Rationale:

• Currently recommended antimalarial drugs offer excellent protection against P. falciparum malaria when taken appropriately.
• Selection of an effective prophylactic regimen depends on patterns of drug resistance and other factors, some of which affect compliance: number of pills, dosing interval (i.e., daily vs. weekly), duration of travel, duration of pretravel and posttravel medication, cost, and tolerability of side effects.
• Lack of proper prophylaxis is associated with severe complications from malaria and death.

Evidence:

• A randomized, controlled trial comparing atovaquone-proguanil with mefloquine showed that both were completely effective in the prevention of malaria in 976 nonimmune travelers to Africa and South America (15).
• A randomized, placebo-controlled trial conducted in 272 Zambian immune persons showed prophylaxis success rates of 98% and 63% for atovaquone-proguanil and placebo, respectively (P<0.001) (16).
• A randomized, placebo-controlled trial conducted in 198 Kenyan immune persons showed prophylaxis success rates of 100% and 48% for atovaquone-proguanil and placebo, respectively (P<0.001) (17).
• One systematic review of five randomized clinical trials conducted in nonimmune travelers concluded that mefloquine is effective for the prevention of malaria (18).
• A randomized, placebo-controlled trial conducted in 204 Indonesian soldiers with limited immunity found 1 out of 67 cases of malaria with doxycycline prophylaxis, 0 out of 68 cases of malaria with mefloquine prophylaxis, and 53 out of 69 cases of malaria with placebo prophylaxis (19).
• A randomized, placebo-controlled trial in 152 Indonesian adults with limited immunity showed 96.3% protective efficacy of doxycycline against P. falciparum malaria relative to placebo (20).
• The CDC reported 4685 cases of imported malaria in Americans who traveled between 1992 to 2001. Of these, 19% received inappropriate prophylaxis (typically chloroquine in an area with chloroquine resistance) and 56% took no prophylaxis at all (21).
• Of 799 patients with imported malaria with onset of illness in 2002 and for whom prophylaxis information was available, 17% took inappropriate prophylaxis for the area visited, and 60% took no prophylaxis at all (22).
• One study showed that ineffective prophylaxis was primarily the result of inappropriate medical advice and that nearly all such malaria cases could have been avoided (23).
• From 1959 to 1987, there were 68 fatalities reported among U.S. travelers with P. falciparum infection.

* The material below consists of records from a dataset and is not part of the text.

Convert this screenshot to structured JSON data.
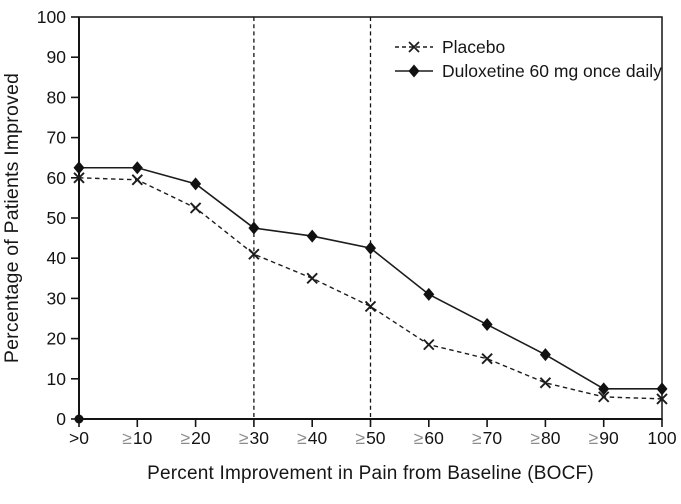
{
  "chart_data": {
    "type": "line",
    "title": "",
    "xlabel": "Percent Improvement in Pain from Baseline (BOCF)",
    "ylabel": "Percentage of Patients Improved",
    "categories": [
      ">0",
      "≥10",
      "≥20",
      "≥30",
      "≥40",
      "≥50",
      "≥60",
      "≥70",
      "≥80",
      "≥90",
      "100"
    ],
    "ylim": [
      0,
      100
    ],
    "y_tick_step": 10,
    "grid": false,
    "legend_position": "top-right-inside",
    "reference_lines_at": [
      "≥30",
      "≥50"
    ],
    "origin_marker": {
      "category": ">0",
      "value": 0,
      "shape": "filled-circle"
    },
    "series": [
      {
        "name": "Placebo",
        "line": "dashed",
        "marker": "x",
        "color": "#1c1c1c",
        "values": [
          60,
          59.5,
          52.5,
          41,
          35,
          28,
          18.5,
          15,
          9,
          5.5,
          5
        ]
      },
      {
        "name": "Duloxetine 60 mg once daily",
        "line": "solid",
        "marker": "diamond",
        "color": "#1c1c1c",
        "values": [
          62.5,
          62.5,
          58.5,
          47.5,
          45.5,
          42.5,
          31,
          23.5,
          16,
          7.5,
          7.5
        ]
      }
    ],
    "colors": {
      "axis": "#141414",
      "tick_label": "#141414",
      "gte_symbol": "#8c8c8c"
    }
  }
}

Of these 68 fatalities, 77% had not taken chemoprophylaxis, 13% took prophylaxis that was known at the time to be ineffective in the region they were visiting, and 6% had correct prophylaxis antimalarials but took them haphazardly (24).

Comments:

• The Medical Letter periodically publishes an update on antimalarial drugs (25).
• Once travelers reach their destination, they should be aware that local herbal and alternative remedies are unlikely to be effective, that locally produced antimalarials may be of poor quality or outright fakes, and that some apparently name-brand packages are fraudulent (26).
• Although pyrimethamine-sulfadoxine (Fansidar) and amodiaquine (Camoquine) have been marketed for malaria prophylaxis in the past, they are no longer approved for this indication due to an unacceptable risk of serious adverse events, including exfoliative dermatitis, hepatitis, and blood dyscrasias (27; 28; 29).
• Most antimalarial drugs (chloroquine, mefloquine, and doxycycline) are taken for 4 weeks after leaving a malarious area to ensure clearance of liver-stage P. falciparum parasites, against which these drugs have no (or questionable) activity. Atovaquone-proguanil is active against liver-stage P. falciparum; thus, this drug is taken for only 7 days after leaving a malarious area.
• Persons who travel at certain times of the year and to certain urban settings and tourist destinations in Southeast Asia and South and Central America may not require a prophylactic drug (30), although insect repellent measures may still be recommended to reduce the risk of acquiring other mosquito-borne diseases (e.g., bancroftian filariasis, dengue hemorrhagic fever) or of being bitten by chiggers, flies, fleas, or ticks.
• Pregnant women should refrain from travel to malarious areas if possible. Prophylaxis considerations for pregnant women are included in the table Chemoprophylaxis for Malaria.